Security as code: Best practices for continuous security and delivery
Why security should be treated as code and integrated into the development process
March 20, 2020 | By: Armando Franco
Just how DevOps defines infrastructure as code—through versioning, updating, automating—security needs to be defined as code, too.
What is security as code?
Security as code translates your guardrails and deployment into machine-readable language, building it into your DevOps process—from technical source deployment, security tools, feedback cycles and testing. It allows you to monitor all of it so you can see how your security is actually defined at any given point of time without costs or delays. And if there’s a problem, you can solve it.
How to insert security as code into continuous integration and delivery
Continuous integration and continuous delivery (CI/CD) set the foundation for integrating security as code in terms of automation and compliance. During continuous CI/CD, there is a continuous feedback loop every time code is changed or integrated, providing automated frameworks for building, testing and upgrading. Continuous security requires the same approach.
The first step to integrating security into your process is deeply understanding your environment, systems, architectures and technology platforms across your development and operations teams. Next is cleaning up all your libraries and frameworks—easier said than done. Finally, you’ll be positioned to integrate a risk and security design into your CI/CD workflow, automating security checks and controls in a way that is predictable and efficient.
When implementing security into your cloud technologies, it’s important to set up your cloud infrastructure in a way that is tangible through code. Security off-premise, especially in different environments, can be complex. It’s critical to ensure your production environments are fortified and treated as code in order to run your configurations through security accounts and monitor roles, privileges, authentications and authorizations in the cloud.
Two challenges of building security into DevOps practices
Before you can jump into implementing security as code, you need to set a solid foundation and understanding of your systems and frameworks, as well as your goals. Sometimes organizations will overwork their security solutions before they even define what their minimal acceptable risk is. The goal should never be to solve all security problems in one shot—the best approach is to start small, define a problem, then expand and scale.
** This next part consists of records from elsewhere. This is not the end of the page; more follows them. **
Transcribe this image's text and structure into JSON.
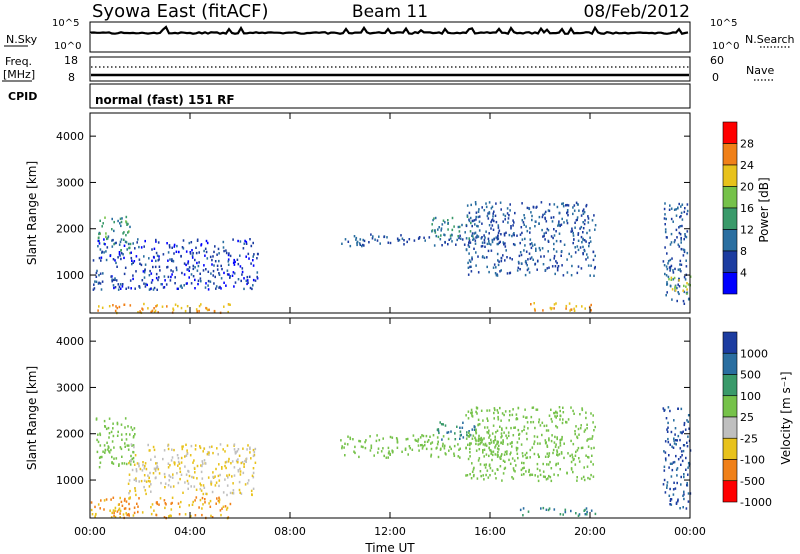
{
  "header": {
    "station": "Syowa East (fitACF)",
    "beam": "Beam 11",
    "date": "08/Feb/2012"
  },
  "noise_panel": {
    "left_label": "N.Sky",
    "right_label": "N.Search",
    "left_ticks": [
      "10^5",
      "10^0"
    ],
    "right_ticks": [
      "10^5",
      "10^0"
    ]
  },
  "freq_panel": {
    "left_label_1": "Freq.",
    "left_label_2": "[MHz]",
    "right_label": "Nave",
    "left_ticks": [
      "18",
      "8"
    ],
    "right_ticks": [
      "60",
      "0"
    ]
  },
  "cpid_panel": {
    "label": "CPID",
    "mode_text": "normal (fast) 151 RF"
  },
  "colors": {
    "power_scale": [
      "#0000ff",
      "#1c3ca0",
      "#2a6ea0",
      "#3a9a6a",
      "#76c24a",
      "#e8c21c",
      "#f08018",
      "#ff0000"
    ],
    "velocity_scale": [
      "#1c3ca0",
      "#2a6ea0",
      "#3a9a6a",
      "#76c24a",
      "#bfbfbf",
      "#e8c21c",
      "#f08018",
      "#ff0000"
    ]
  },
  "chart_data": [
    {
      "type": "heatmap",
      "name": "power",
      "ylabel": "Slant Range [km]",
      "ylim": [
        180,
        4500
      ],
      "y_ticks": [
        "1000",
        "2000",
        "3000",
        "4000"
      ],
      "x_ticks": [
        "00:00",
        "04:00",
        "08:00",
        "12:00",
        "16:00",
        "20:00",
        "00:00"
      ],
      "colorbar_label": "Power [dB]",
      "colorbar_ticks": [
        "4",
        "8",
        "12",
        "16",
        "20",
        "24",
        "28"
      ],
      "regions": [
        {
          "t0": 0.0,
          "t1": 5.6,
          "r0": 200,
          "r1": 400,
          "value": 24
        },
        {
          "t0": 0.3,
          "t1": 1.6,
          "r0": 1500,
          "r1": 2300,
          "value": 14
        },
        {
          "t0": 0.1,
          "t1": 6.7,
          "r0": 700,
          "r1": 1800,
          "value": 6
        },
        {
          "t0": 10.0,
          "t1": 16.6,
          "r0": 1650,
          "r1": 1900,
          "value": 8
        },
        {
          "t0": 13.5,
          "t1": 15.5,
          "r0": 1800,
          "r1": 2300,
          "value": 12
        },
        {
          "t0": 15.0,
          "t1": 20.2,
          "r0": 1000,
          "r1": 2600,
          "value": 8
        },
        {
          "t0": 17.1,
          "t1": 20.2,
          "r0": 250,
          "r1": 420,
          "value": 24
        },
        {
          "t0": 22.9,
          "t1": 24.0,
          "r0": 400,
          "r1": 2600,
          "value": 8
        },
        {
          "t0": 23.1,
          "t1": 24.0,
          "r0": 600,
          "r1": 1000,
          "value": 20
        }
      ]
    },
    {
      "type": "heatmap",
      "name": "velocity",
      "ylabel": "Slant Range [km]",
      "xlabel": "Time UT",
      "ylim": [
        180,
        4500
      ],
      "y_ticks": [
        "1000",
        "2000",
        "3000",
        "4000"
      ],
      "x_ticks": [
        "00:00",
        "04:00",
        "08:00",
        "12:00",
        "16:00",
        "20:00",
        "00:00"
      ],
      "colorbar_label": "Velocity [m s⁻¹]",
      "colorbar_ticks": [
        "1000",
        "500",
        "100",
        "25",
        "-25",
        "-100",
        "-500",
        "-1000"
      ],
      "regions": [
        {
          "t0": 0.0,
          "t1": 5.6,
          "r0": 200,
          "r1": 650,
          "value": -500
        },
        {
          "t0": 0.2,
          "t1": 1.8,
          "r0": 1300,
          "r1": 2400,
          "value": 0
        },
        {
          "t0": 1.5,
          "t1": 6.6,
          "r0": 700,
          "r1": 1800,
          "value": -100
        },
        {
          "t0": 10.0,
          "t1": 16.6,
          "r0": 1500,
          "r1": 2000,
          "value": 0
        },
        {
          "t0": 13.8,
          "t1": 15.4,
          "r0": 1900,
          "r1": 2300,
          "value": 100
        },
        {
          "t0": 15.0,
          "t1": 20.2,
          "r0": 1000,
          "r1": 2600,
          "value": 0
        },
        {
          "t0": 17.1,
          "t1": 20.2,
          "r0": 250,
          "r1": 420,
          "value": 100
        },
        {
          "t0": 22.9,
          "t1": 24.0,
          "r0": 400,
          "r1": 2600,
          "value": 500
        }
      ]
    }
  ]
}
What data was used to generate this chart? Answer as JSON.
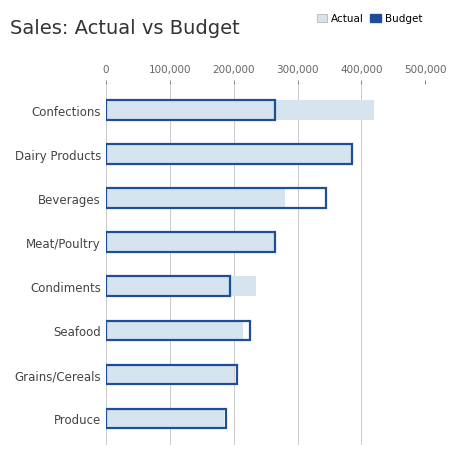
{
  "title": "Sales: Actual vs Budget",
  "categories": [
    "Confections",
    "Dairy Products",
    "Beverages",
    "Meat/Poultry",
    "Condiments",
    "Seafood",
    "Grains/Cereals",
    "Produce"
  ],
  "actual": [
    420000,
    385000,
    280000,
    265000,
    235000,
    215000,
    200000,
    185000
  ],
  "budget": [
    265000,
    385000,
    345000,
    265000,
    195000,
    225000,
    205000,
    188000
  ],
  "actual_color": "#d6e4f0",
  "budget_edge_color": "#1f4e96",
  "xlim": [
    0,
    500000
  ],
  "xticks": [
    0,
    100000,
    200000,
    300000,
    400000,
    500000
  ],
  "xtick_labels": [
    "0",
    "100,000",
    "200,000",
    "300,000",
    "400,000",
    "500,000"
  ],
  "grid_color": "#cccccc",
  "background_color": "#ffffff",
  "title_fontsize": 14,
  "tick_fontsize": 7.5,
  "label_fontsize": 8.5,
  "bar_height": 0.45,
  "legend_actual_color": "#d6e4f0",
  "legend_budget_color": "#1f4e96"
}
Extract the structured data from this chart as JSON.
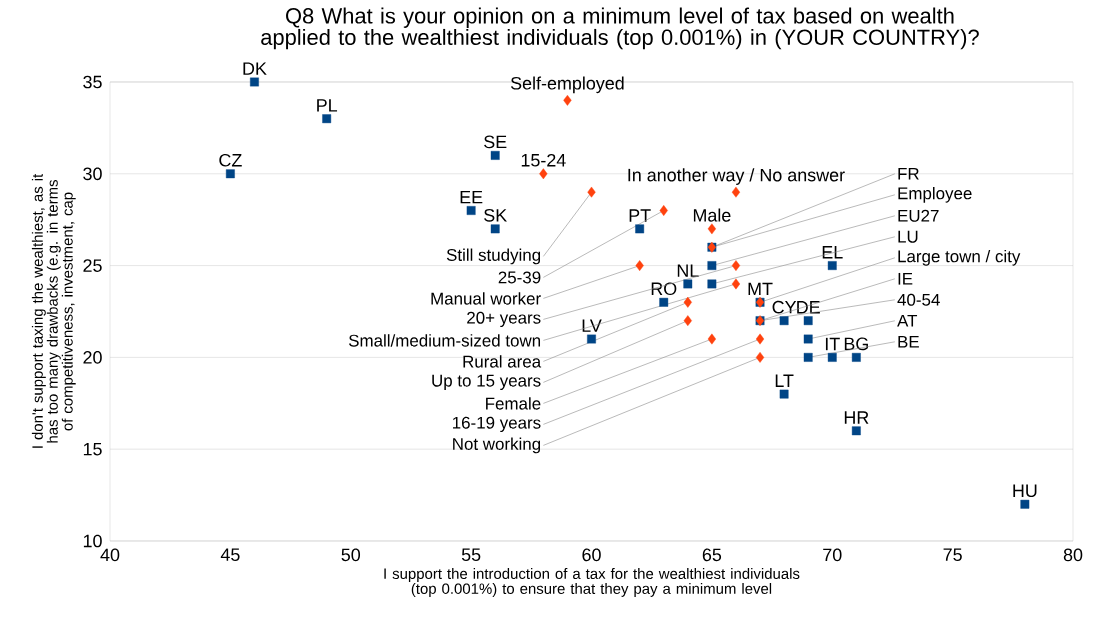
{
  "chart_data": {
    "type": "scatter",
    "title": "Q8 What is your opinion on a minimum level of tax based on wealth applied to the wealthiest individuals (top 0.001%) in (YOUR  COUNTRY)?",
    "xlabel": "I support the introduction of a tax for the wealthiest individuals (top 0.001%) to ensure that they pay a minimum level",
    "ylabel": "I don't support taxing the wealthiest, as it has too many drawbacks (e.g. in terms of competitiveness, investment, cap",
    "xlim": [
      40,
      80
    ],
    "xticks": [
      40,
      45,
      50,
      55,
      60,
      65,
      70,
      75,
      80
    ],
    "ylim": [
      10,
      35
    ],
    "yticks": [
      10,
      15,
      20,
      25,
      30,
      35
    ],
    "grid": "y",
    "series": [
      {
        "color": "#004586",
        "marker": "square",
        "x": [
          46,
          49,
          45,
          56,
          55,
          56,
          62,
          60,
          70,
          68,
          71,
          78,
          69,
          70,
          71,
          67,
          68,
          69,
          69,
          65,
          63,
          64,
          65,
          65,
          67
        ],
        "values": [
          35,
          33,
          30,
          31,
          28,
          27,
          27,
          21,
          25,
          18,
          16,
          12,
          20,
          20,
          20,
          22,
          22,
          22,
          21,
          26,
          23,
          24,
          24,
          25,
          23
        ]
      },
      {
        "color": "#ff420e",
        "marker": "diamond",
        "x": [
          59,
          58,
          60,
          66,
          63,
          65,
          65,
          62,
          66,
          66,
          64,
          67,
          64,
          67,
          65,
          67,
          67
        ],
        "values": [
          34,
          30,
          29,
          29,
          28,
          27,
          26,
          25,
          25,
          24,
          23,
          23,
          22,
          22,
          21,
          21,
          20
        ]
      }
    ],
    "annotations": [
      {
        "text": "DK",
        "x": 46,
        "y": 35
      },
      {
        "text": "PL",
        "x": 49,
        "y": 33
      },
      {
        "text": "CZ",
        "x": 45,
        "y": 30
      },
      {
        "text": "SE",
        "x": 56,
        "y": 31
      },
      {
        "text": "EE",
        "x": 55,
        "y": 28
      },
      {
        "text": "SK",
        "x": 56,
        "y": 27
      },
      {
        "text": "PT",
        "x": 62,
        "y": 27
      },
      {
        "text": "LV",
        "x": 60,
        "y": 21
      },
      {
        "text": "EL",
        "x": 70,
        "y": 25
      },
      {
        "text": "LT",
        "x": 68,
        "y": 18
      },
      {
        "text": "HR",
        "x": 71,
        "y": 16
      },
      {
        "text": "HU",
        "x": 78,
        "y": 12
      },
      {
        "text": "BE",
        "x": 69,
        "y": 20
      },
      {
        "text": "IT",
        "x": 70,
        "y": 20
      },
      {
        "text": "BG",
        "x": 71,
        "y": 20
      },
      {
        "text": "IE",
        "x": 67,
        "y": 22
      },
      {
        "text": "CY",
        "x": 68,
        "y": 22
      },
      {
        "text": "DE",
        "x": 69,
        "y": 22
      },
      {
        "text": "AT",
        "x": 69,
        "y": 21
      },
      {
        "text": "FR",
        "x": 65,
        "y": 26
      },
      {
        "text": "RO",
        "x": 63,
        "y": 23
      },
      {
        "text": "NL",
        "x": 64,
        "y": 24
      },
      {
        "text": "LU",
        "x": 65,
        "y": 24
      },
      {
        "text": "EU27",
        "x": 65,
        "y": 25
      },
      {
        "text": "MT",
        "x": 67,
        "y": 23
      },
      {
        "text": "Self-employed",
        "x": 59,
        "y": 34
      },
      {
        "text": "15-24",
        "x": 58,
        "y": 30
      },
      {
        "text": "Still studying",
        "x": 60,
        "y": 29
      },
      {
        "text": "In another way / No answer",
        "x": 66,
        "y": 29
      },
      {
        "text": "25-39",
        "x": 63,
        "y": 28
      },
      {
        "text": "Male",
        "x": 65,
        "y": 27
      },
      {
        "text": "Employee",
        "x": 65,
        "y": 26
      },
      {
        "text": "Manual worker",
        "x": 62,
        "y": 25
      },
      {
        "text": "20+ years",
        "x": 66,
        "y": 25
      },
      {
        "text": "Small/medium-sized town",
        "x": 66,
        "y": 24
      },
      {
        "text": "Rural area",
        "x": 64,
        "y": 23
      },
      {
        "text": "Large town / city",
        "x": 67,
        "y": 23
      },
      {
        "text": "Up to 15 years",
        "x": 64,
        "y": 22
      },
      {
        "text": "40-54",
        "x": 67,
        "y": 22
      },
      {
        "text": "Female",
        "x": 65,
        "y": 21
      },
      {
        "text": "16-19 years",
        "x": 67,
        "y": 21
      },
      {
        "text": "Not working",
        "x": 67,
        "y": 20
      }
    ]
  }
}
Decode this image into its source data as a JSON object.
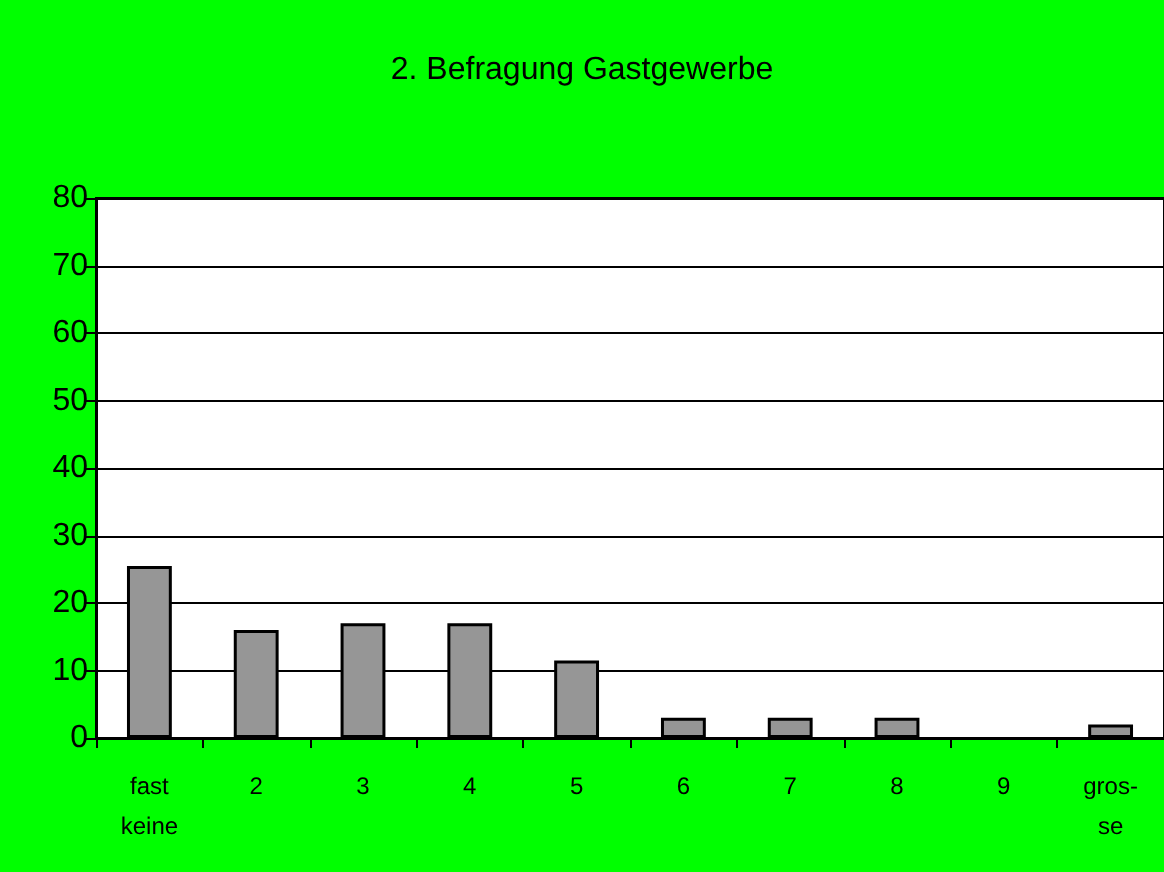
{
  "chart_data": {
    "type": "bar",
    "title": "2. Befragung Gastgewerbe",
    "categories": [
      "fast\nkeine",
      "2",
      "3",
      "4",
      "5",
      "6",
      "7",
      "8",
      "9",
      "gros-\nse"
    ],
    "values": [
      25.5,
      16,
      17,
      17,
      11.5,
      3,
      3,
      3,
      0,
      2
    ],
    "color": "#969696",
    "ylim": [
      0,
      80
    ],
    "yticks": [
      0,
      10,
      20,
      30,
      40,
      50,
      60,
      70,
      80
    ],
    "grid": "y"
  }
}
Additionally, there’s not an expansive net of training available for building security upfront—you’ll need to compensate for this by leveraging real-world experience and developing your own learning solutions. To help create security champions, include your security analysts within your development teams and empower developers to develop with security in mind. For security to truly be folded into DevOps, security and development teams need to come together to embed automated tests and control management into the deployment cycle.
Continuous security is truly continuous. It’s an ongoing journey because there are always changes being made to policies and production. Ultimately, it comes down to an organization’s willingness to adopt change and shift from a Waterfall methodology to a DevSecOps culture, as well as shift from siloed teams to cross-functional or multifunctional DevOps teams—engineering, development, testing and operations all working together toward a common goal. When that happens, change follows quickly.
Armando Franco is a cloud and DevOps architect for TEKsystems Global Services. He is an expert in DevOps practices to implement next-generation cloud computing solutions to build lasting organizational value.